The folded newspaper placed under a chair leg to prevent it from rocking demonstrates a subtle form of symbiosis between objects. The newspaper, often read for daily updates and fleeting moments, serves an essential role in stabilizing the chair by filling the gap between the uneven floor and the leg. The newspaper’s functionality is enhanced beyond its typical use, and by making it out of bronze it chooses to champion its newfound form.   

Michelle Xia  

Imaginary Friends and Days Past  

 The plate turns into a desktop, growing four long and thin legs, transforming into a small table that took me back to the old school days. It stood there quietly, with a label affixed bearing the name, the date and the candidate number. During each exam, I would sit there and drift off into thoughts, perhaps hoping that, by thinking hard enough, colourful alien friends might appear. They would surround me, take over my table, protect me, and absolve me. 

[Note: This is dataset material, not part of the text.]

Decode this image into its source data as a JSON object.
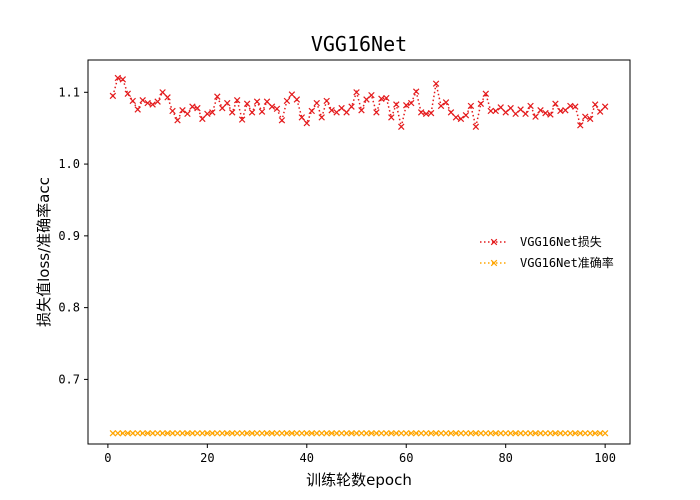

The moment it turns to bronze, everything time has taken or left behind transforms into something as solid and enduring as a trophy—unchanging, eternal, always present before me. 

Instagram: xia.michelle_

Xiufan (Benji) Xu 

Sweet and Sour 

The Oyster pail with the red pagoda, representative of the expansive diasporic Chinese takeaway industry, is seen more often on TV than in person. Culinary trade has been economically successful across “Chinese” migratory histories worldwide; incidentally, it is also a key target of prejudicial stereotypes and racial violence.  

In the UK, flavours tailored to local tastes are recognised neither as British or Chinese, being categorically alienated and consequently rendered as an invalidated culture- a cultural erasure that happens not only to delocalised cuisines, but to delocalised people too. The boundaries of “British-Chineseness” are pervasive, but dreams of cultural participation persist.